Adobe’s website also have a ton of instructional videos on it, none of which will stream for me, in any browser. So I’m just going to play around and see what happens.

  1. I found an old design comp I did in Photoshop a long time ago. First a create a new document in Fireworks. Then I import my PSD, and I am confronted with a window that asks me what size I want the file to be. It’s nice to know that I can easily resize my file, but it’s a bit confusing, since I designed it at the size I want it.
  2. Then I get a weird tool that is simliar to the paste-in-place tool in inDesign. Not really sure why…because I already said what size I want my file. I am confused. I don’t think this ended up the right size.
  3. I right-clicked on some text to turn into a clickable link. Convert to symbol, button. I see properties/symbol properties panels at the bottom. You can specify the link, alt, text, style, target, the export type and file name. Looks pretty straight forward. 
  4. I created a new page in the page panel; looks like a completely seperate page/file (I lose all my layers)
  5. I creeated a new state, and my slice for my button is still there, but again my layers have dissapeared. I’m not sure if this is supposed to be like a “down” state for the entire page or what. OK, double clicked my button, and I see within the button are the state layers (reminds me of making button in Flash, also similar to making animated GIFs in Photoshop).
  6. I tried just exporting HTML and images from here, and the link is an image, but its black when I rollover it. Considering I only had Fireworks open for about 5 minutes, I’m feeling pretty good that I made a button and exported to HTML, although its far from workable at this point.

Another tool I have been eyeing is Flash Catalyst (used to be called “Thermo”).

Adobe® Flash® Catalyst is a new professional interaction design tool for rapidly creating application interfaces and interactive content without coding.

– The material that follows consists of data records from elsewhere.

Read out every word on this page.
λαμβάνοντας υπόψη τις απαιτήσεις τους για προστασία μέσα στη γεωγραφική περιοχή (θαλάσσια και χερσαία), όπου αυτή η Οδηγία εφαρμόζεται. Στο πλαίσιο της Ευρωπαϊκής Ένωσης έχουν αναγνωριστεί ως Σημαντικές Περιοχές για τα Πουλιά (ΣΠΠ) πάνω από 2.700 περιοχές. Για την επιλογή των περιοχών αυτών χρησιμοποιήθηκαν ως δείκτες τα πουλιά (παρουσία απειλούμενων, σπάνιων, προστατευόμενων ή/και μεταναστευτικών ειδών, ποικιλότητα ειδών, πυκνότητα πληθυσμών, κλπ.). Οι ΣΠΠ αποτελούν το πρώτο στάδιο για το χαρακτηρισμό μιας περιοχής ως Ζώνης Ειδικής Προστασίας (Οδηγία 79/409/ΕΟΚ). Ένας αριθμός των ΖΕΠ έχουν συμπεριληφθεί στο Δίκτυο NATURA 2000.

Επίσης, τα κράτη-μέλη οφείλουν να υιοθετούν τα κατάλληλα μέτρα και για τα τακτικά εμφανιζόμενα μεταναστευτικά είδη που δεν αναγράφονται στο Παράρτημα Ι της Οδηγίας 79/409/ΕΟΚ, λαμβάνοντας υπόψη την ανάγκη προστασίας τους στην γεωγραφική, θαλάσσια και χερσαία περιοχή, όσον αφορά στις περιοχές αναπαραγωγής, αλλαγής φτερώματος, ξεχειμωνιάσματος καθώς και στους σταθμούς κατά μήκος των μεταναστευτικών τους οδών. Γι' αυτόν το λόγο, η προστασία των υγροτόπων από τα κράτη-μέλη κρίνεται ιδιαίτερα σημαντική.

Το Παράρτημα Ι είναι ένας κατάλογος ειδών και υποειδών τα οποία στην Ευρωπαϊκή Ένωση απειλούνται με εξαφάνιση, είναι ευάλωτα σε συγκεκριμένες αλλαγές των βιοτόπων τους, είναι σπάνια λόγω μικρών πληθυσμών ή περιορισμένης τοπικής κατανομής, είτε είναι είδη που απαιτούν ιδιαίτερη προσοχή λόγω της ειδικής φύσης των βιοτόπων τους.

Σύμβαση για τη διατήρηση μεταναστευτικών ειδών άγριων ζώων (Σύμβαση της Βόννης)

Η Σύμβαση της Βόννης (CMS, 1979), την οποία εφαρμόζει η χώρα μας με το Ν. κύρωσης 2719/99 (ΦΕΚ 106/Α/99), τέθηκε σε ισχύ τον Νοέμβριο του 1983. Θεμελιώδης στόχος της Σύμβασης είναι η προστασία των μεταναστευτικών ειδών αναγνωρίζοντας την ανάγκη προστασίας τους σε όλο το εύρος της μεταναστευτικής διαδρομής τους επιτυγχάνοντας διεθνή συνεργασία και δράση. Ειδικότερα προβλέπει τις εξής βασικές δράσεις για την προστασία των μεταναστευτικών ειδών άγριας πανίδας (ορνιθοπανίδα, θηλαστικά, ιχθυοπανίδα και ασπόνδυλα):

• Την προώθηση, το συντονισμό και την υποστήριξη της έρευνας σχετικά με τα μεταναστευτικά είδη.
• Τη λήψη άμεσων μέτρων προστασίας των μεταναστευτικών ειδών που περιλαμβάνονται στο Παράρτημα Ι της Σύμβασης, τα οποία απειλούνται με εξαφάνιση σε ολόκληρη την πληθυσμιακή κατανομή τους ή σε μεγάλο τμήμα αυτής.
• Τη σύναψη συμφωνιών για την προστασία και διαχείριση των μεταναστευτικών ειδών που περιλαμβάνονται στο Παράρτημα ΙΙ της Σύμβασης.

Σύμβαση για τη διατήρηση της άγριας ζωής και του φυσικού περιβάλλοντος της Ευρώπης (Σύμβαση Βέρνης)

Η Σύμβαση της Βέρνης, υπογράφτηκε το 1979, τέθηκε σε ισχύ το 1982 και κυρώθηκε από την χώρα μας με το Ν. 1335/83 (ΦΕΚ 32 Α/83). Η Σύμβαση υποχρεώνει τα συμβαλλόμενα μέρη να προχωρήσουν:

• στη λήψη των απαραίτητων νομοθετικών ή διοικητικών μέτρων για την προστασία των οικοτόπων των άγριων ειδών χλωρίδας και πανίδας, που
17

From their little demo video, the designer creates their normal static page in Illustrator or Photoshop, imports it into Catalyst, and then can simply click on groups and shapes and create buttons. Unlike importing artwork into Flash, the Catalyst has the same tools as Illustrator (I think?), and maintains layers and generally looks identical. From the looks of it, this tool is aimed at designers passing things off to Flex developers, as the end result is a SWF or AIR file. I’m not sure how well it work work to prototype HTML, but it looks pretty slick for Flash.

The point of all this is simple: design in your real medium. Creating an Illustrator drawing and handing it over for programming is a lot like creating a sketch in pencil and handing it to a painter. Chances are it won’t look anything like what you intended. And even if it did, most of the process of painting is in the handling of the paint; you start with one idea, and it evolves and changes as you work with the medium. Even if you know nothing about programming, take a step towards learning a bit or using a tool to help you with the process so you can design with your real medium. You might just find yourself with a whole new source of inspiration and ideas.